Ku tanya balik dia. "Hal apa yang membuat mereka menolak lamaran ku?" Kataku dengan percaya diri. Dari segi fisik aku memiliki wajah yang rupawan. Memiliki tinggi badan 175 cm dan yang paling penting aku mapan.

"Pertama, kamu masih berstatus tunangan orang lain. Setidaknya, kamu harus membatalkan pertunangan mu dulu. Kedua, kamu orang asing bagi mereka. Kamu hanya orang yang tidak sengaja di tolong oleh mereka. Kenal pun tidak. Yang ketiga keluarga mereka keluarga yang agamis. Mereka akan mencari calon suami untuk anak gadis mereka seorang laki-laki yang pintar agama. Apalagi dia akan berkuliah di cairo. Sedangkan kau?" Andi menjeda kalimatnya dan menghela napasnya berat. Melihatku dari atas sampai bawah. "Sholat saja. Aku tidak pernah lihat." Sindirnya langsung.

Aku mengangkat tanganku menyuruh Andi untuk berhenti bicara. Dia memang pandai sekali menilai keburukan ku.

"Dengar, aku ini memang tidak ada bagus-bagusnya di matamu." Kataku tak ambil pusing ucapannya.

"Hari ini juga aku akan bicara sama Tari." Putusku cepat.

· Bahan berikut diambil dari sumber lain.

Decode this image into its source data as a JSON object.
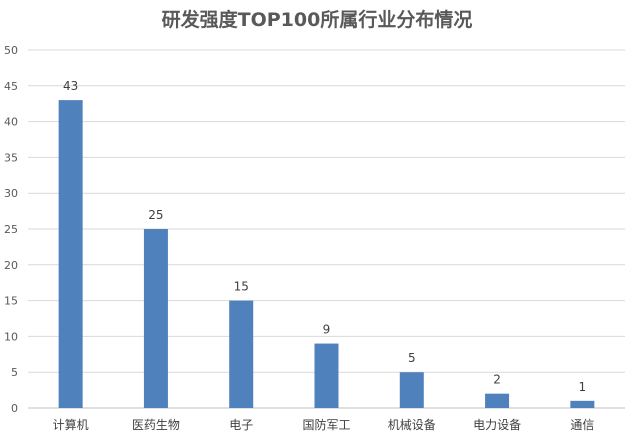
{
  "chart_data": {
    "type": "bar",
    "title": "研发强度TOP100所属行业分布情况",
    "categories": [
      "计算机",
      "医药生物",
      "电子",
      "国防军工",
      "机械设备",
      "电力设备",
      "通信"
    ],
    "values": [
      43,
      25,
      15,
      9,
      5,
      2,
      1
    ],
    "xlabel": "",
    "ylabel": "",
    "ylim": [
      0,
      50
    ],
    "yticks": [
      0,
      5,
      10,
      15,
      20,
      25,
      30,
      35,
      40,
      45,
      50
    ],
    "grid": true,
    "data_labels": true,
    "legend": "none",
    "colors": {
      "bar": "#4F81BD",
      "grid": "#D9D9D9",
      "text": "#595959"
    }
  }
}
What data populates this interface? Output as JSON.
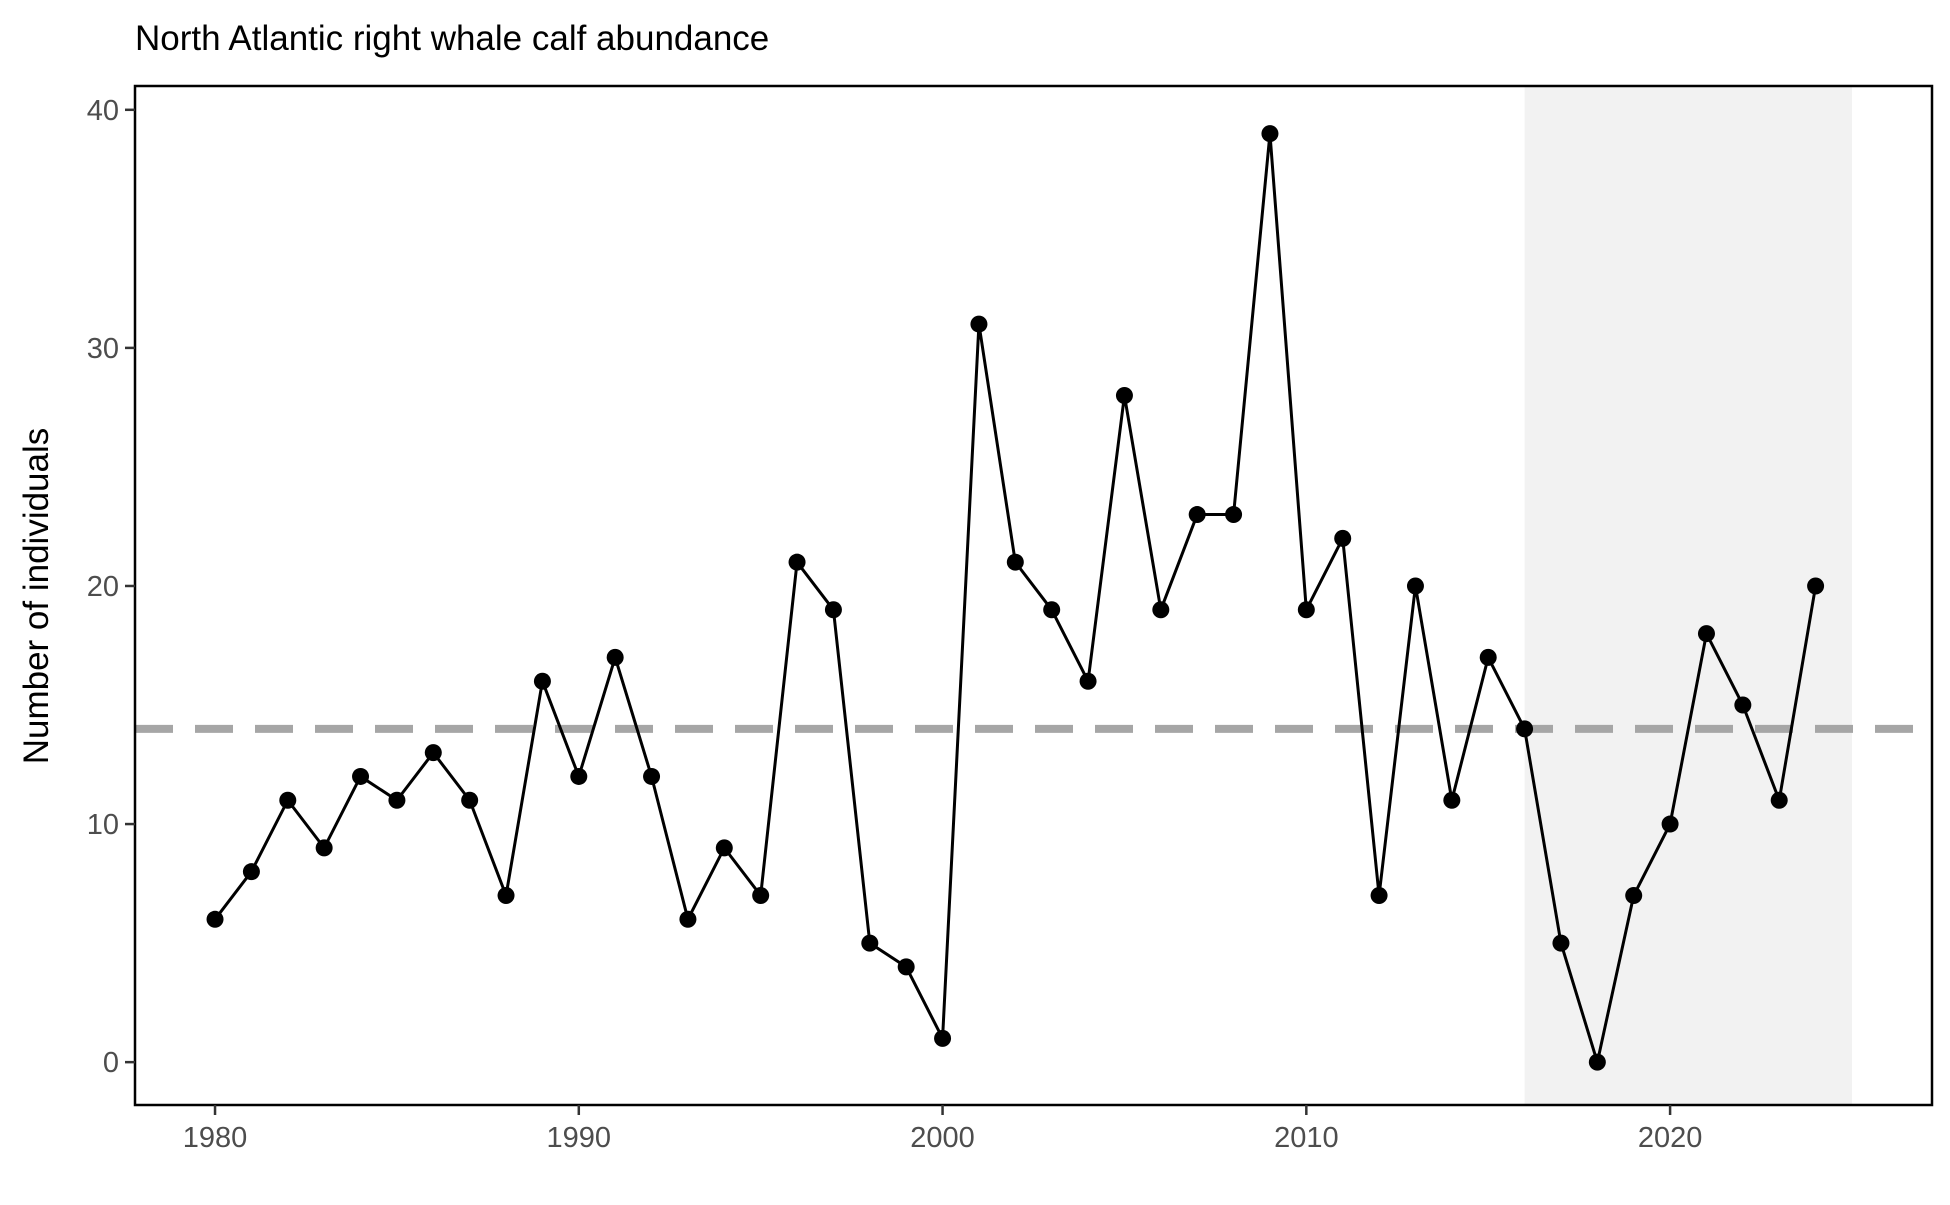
{
  "chart_data": {
    "type": "line",
    "title": "North Atlantic right whale calf abundance",
    "xlabel": "",
    "ylabel": "Number of individuals",
    "xlim": [
      1977.8,
      2027.2
    ],
    "ylim": [
      -1.8,
      41.0
    ],
    "x_ticks": [
      1980,
      1990,
      2000,
      2010,
      2020
    ],
    "y_ticks": [
      0,
      10,
      20,
      30,
      40
    ],
    "grid": false,
    "legend": "none",
    "reference_line": {
      "y": 14,
      "style": "dashed",
      "color": "#a6a6a6"
    },
    "shaded_region": {
      "x_start": 2016,
      "x_end": 2025,
      "color": "#f2f2f2"
    },
    "series": [
      {
        "color": "#000000",
        "x": [
          1980,
          1981,
          1982,
          1983,
          1984,
          1985,
          1986,
          1987,
          1988,
          1989,
          1990,
          1991,
          1992,
          1993,
          1994,
          1995,
          1996,
          1997,
          1998,
          1999,
          2000,
          2001,
          2002,
          2003,
          2004,
          2005,
          2006,
          2007,
          2008,
          2009,
          2010,
          2011,
          2012,
          2013,
          2014,
          2015,
          2016,
          2017,
          2018,
          2019,
          2020,
          2021,
          2022,
          2023,
          2024
        ],
        "values": [
          6,
          8,
          11,
          9,
          12,
          11,
          13,
          11,
          7,
          16,
          12,
          17,
          12,
          6,
          9,
          7,
          21,
          19,
          5,
          4,
          1,
          31,
          21,
          19,
          16,
          28,
          19,
          23,
          23,
          39,
          19,
          22,
          7,
          20,
          11,
          17,
          14,
          5,
          0,
          7,
          10,
          18,
          15,
          11,
          20
        ]
      }
    ]
  }
}
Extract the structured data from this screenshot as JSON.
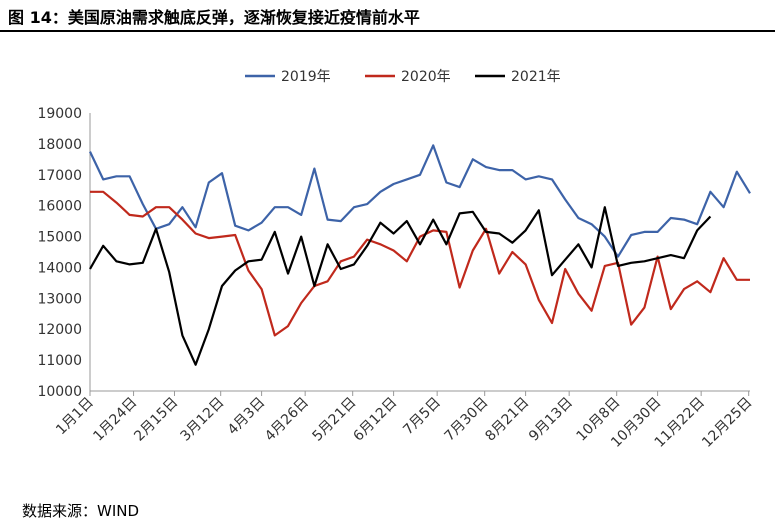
{
  "figure": {
    "title": "图 14：美国原油需求触底反弹，逐渐恢复接近疫情前水平",
    "source": "数据来源：WIND"
  },
  "chart_data": {
    "type": "line",
    "ylim": [
      10000,
      19000
    ],
    "yticks": [
      10000,
      11000,
      12000,
      13000,
      14000,
      15000,
      16000,
      17000,
      18000,
      19000
    ],
    "xtick_labels": [
      "1月1日",
      "1月24日",
      "2月15日",
      "3月12日",
      "4月3日",
      "4月26日",
      "5月21日",
      "6月12日",
      "7月5日",
      "7月30日",
      "8月21日",
      "9月13日",
      "10月8日",
      "10月30日",
      "11月22日",
      "12月25日"
    ],
    "xtick_positions": [
      0,
      3.3,
      6.4,
      9.9,
      13,
      16.3,
      19.9,
      23,
      26.3,
      29.9,
      33,
      36.3,
      39.9,
      43,
      46.3,
      49.9
    ],
    "n_points": 51,
    "grid": false,
    "legend": "top-center",
    "series": [
      {
        "name": "2019年",
        "color": "#3d63a8",
        "values": [
          17750,
          16850,
          16950,
          16950,
          16050,
          15250,
          15400,
          15950,
          15300,
          16750,
          17050,
          15350,
          15200,
          15450,
          15950,
          15950,
          15700,
          17200,
          15550,
          15500,
          15950,
          16050,
          16450,
          16700,
          16850,
          17000,
          17950,
          16750,
          16600,
          17500,
          17250,
          17150,
          17150,
          16850,
          16950,
          16850,
          16200,
          15600,
          15400,
          15000,
          14350,
          15050,
          15150,
          15150,
          15600,
          15550,
          15400,
          16450,
          15950,
          17100,
          16400
        ]
      },
      {
        "name": "2020年",
        "color": "#c0291c",
        "values": [
          16450,
          16450,
          16100,
          15700,
          15650,
          15950,
          15950,
          15550,
          15100,
          14950,
          15000,
          15050,
          13900,
          13300,
          11800,
          12100,
          12850,
          13400,
          13550,
          14200,
          14350,
          14900,
          14750,
          14550,
          14200,
          15000,
          15200,
          15150,
          13350,
          14550,
          15250,
          13800,
          14500,
          14100,
          12950,
          12200,
          13950,
          13150,
          12600,
          14050,
          14150,
          12150,
          12700,
          14350,
          12650,
          13300,
          13550,
          13200,
          14300,
          13600,
          13600
        ]
      },
      {
        "name": "2021年",
        "color": "#000000",
        "values": [
          13950,
          14700,
          14200,
          14100,
          14150,
          15250,
          13850,
          11800,
          10850,
          12000,
          13400,
          13900,
          14200,
          14250,
          15150,
          13800,
          15000,
          13400,
          14750,
          13950,
          14100,
          14700,
          15450,
          15100,
          15500,
          14750,
          15550,
          14750,
          15750,
          15800,
          15150,
          15100,
          14800,
          15200,
          15850,
          13750,
          14250,
          14750,
          14000,
          15950,
          14050,
          14150,
          14200,
          14300,
          14400,
          14300,
          15200,
          15650
        ]
      }
    ]
  }
}
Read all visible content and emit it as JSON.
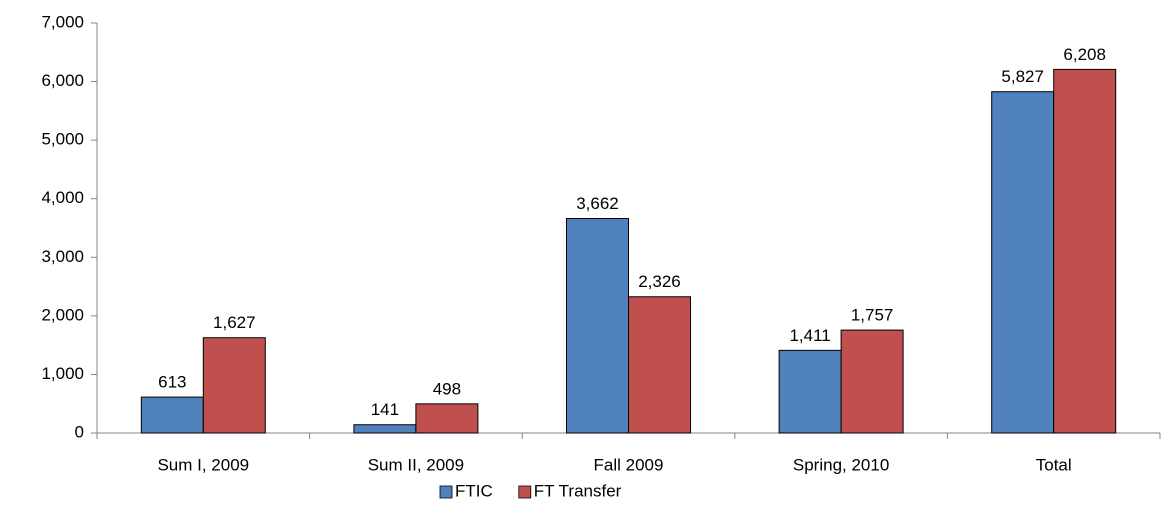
{
  "chart_data": {
    "type": "bar",
    "categories": [
      "Sum I, 2009",
      "Sum II, 2009",
      "Fall 2009",
      "Spring, 2010",
      "Total"
    ],
    "series": [
      {
        "name": "FTIC",
        "color": "#4f81bd",
        "values": [
          613,
          141,
          3662,
          1411,
          5827
        ],
        "value_labels": [
          "613",
          "141",
          "3,662",
          "1,411",
          "5,827"
        ]
      },
      {
        "name": "FT Transfer",
        "color": "#c0504d",
        "values": [
          1627,
          498,
          2326,
          1757,
          6208
        ],
        "value_labels": [
          "1,627",
          "498",
          "2,326",
          "1,757",
          "6,208"
        ]
      }
    ],
    "ylim": [
      0,
      7000
    ],
    "yticks": [
      0,
      {
        "value": 1000,
        "label": "1,000"
      },
      {
        "value": 2000,
        "label": "2,000"
      },
      {
        "value": 3000,
        "label": "3,000"
      },
      {
        "value": 4000,
        "label": "4,000"
      },
      {
        "value": 5000,
        "label": "5,000"
      },
      {
        "value": 6000,
        "label": "6,000"
      },
      {
        "value": 7000,
        "label": "7,000"
      }
    ],
    "grid": false,
    "legend": "bottom"
  }
}
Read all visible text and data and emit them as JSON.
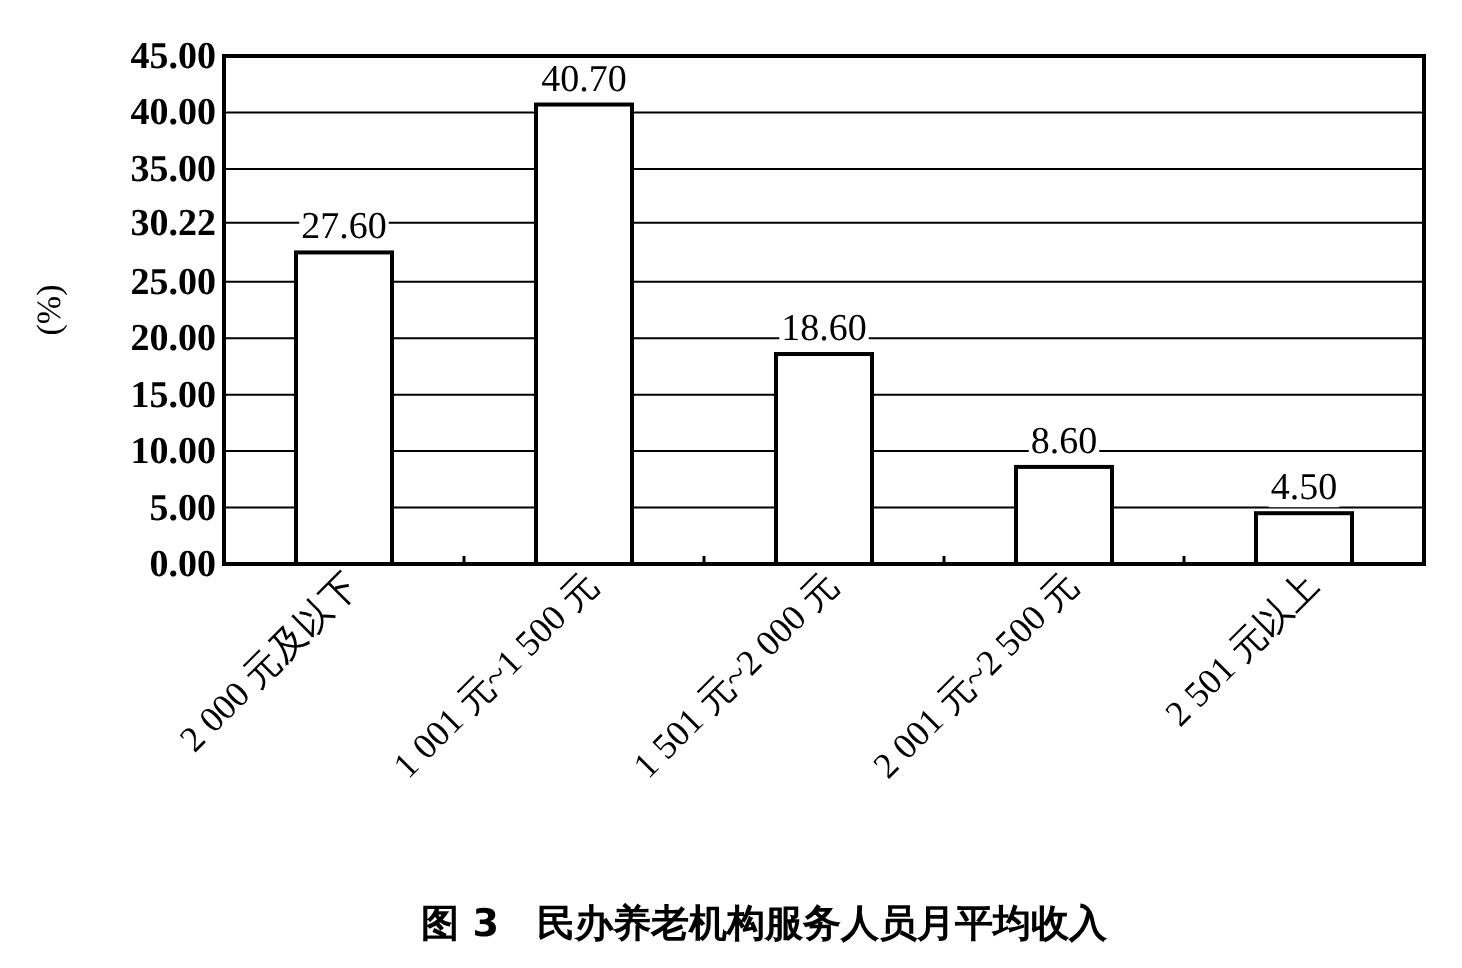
{
  "chart_data": {
    "type": "bar",
    "title": "图 3　民办养老机构服务人员月平均收入",
    "ylabel": "(%)",
    "categories": [
      "2 000 元及以下",
      "1 001 元~1 500 元",
      "1 501 元~2 000 元",
      "2 001 元~2 500 元",
      "2 501 元以上"
    ],
    "values": [
      27.6,
      40.7,
      18.6,
      8.6,
      4.5
    ],
    "value_labels": [
      "27.60",
      "40.70",
      "18.60",
      "8.60",
      "4.50"
    ],
    "color": "#ffffff",
    "ylim": [
      0,
      45
    ],
    "yticks": [
      {
        "value": 0,
        "label": "0.00"
      },
      {
        "value": 5,
        "label": "5.00"
      },
      {
        "value": 10,
        "label": "10.00"
      },
      {
        "value": 15,
        "label": "15.00"
      },
      {
        "value": 20,
        "label": "20.00"
      },
      {
        "value": 25,
        "label": "25.00"
      },
      30.22,
      {
        "value": 35,
        "label": "35.00"
      },
      {
        "value": 40,
        "label": "40.00"
      },
      {
        "value": 45,
        "label": "45.00"
      }
    ],
    "grid": "y"
  }
}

Kalau perlu besok aku sudah bisa pulang dari rumah sakit dan sorenya pergi ke rumah Amira.

Hatiku tidak tenang jika tidak segera menyampaikan kan nazarku kepada keluarga Amira.

Baru selesai mengucapkan kalimat itu Tari datang dengan membawa buah-buahan. Andi yang mengerti pamit undur diri.

Tari tersenyum padaku dan memberikan sebuah kecupan di pipi kanan dan kiriku. "Bagaimana sudah merasa baikan?" Tanyanya dengan menarik kursi dan duduk di dekatku.

"Ya, lumayan. Masih nyeri sedikit." Kataku tersenyum tipis.

"Tari ada yang ingin aku bicarakan sama kamu. Dan sebelumnya, aku akan minta maaf terlebih dahulu."

Ini sudah tidak bisa di tunda lagi. Aku harus segera bicara dengan Tari. Meskipun waktunya kurang tepat.

Aku menatap mata Tari dengan penuh keyakinan. Setelah siap dengan apa yang akan aku katakan dan sudah siap mendengar respon Tari aku dengan jelas mengatakan bahwa. "Maaf, aku tidak bisa melanjutkan pertunangan kita. Aku tidak bisa menikahi mu."

Tari terdiam untuk beberapa saat. Suara jam dinding menemani keheningan kami berdua. "Kamu becanda kan?" Tanyanya dengan tertawa yang di paksakan.

Aku menggeleng tegas dan mengatakan. "Aku serius dengan ucapanku."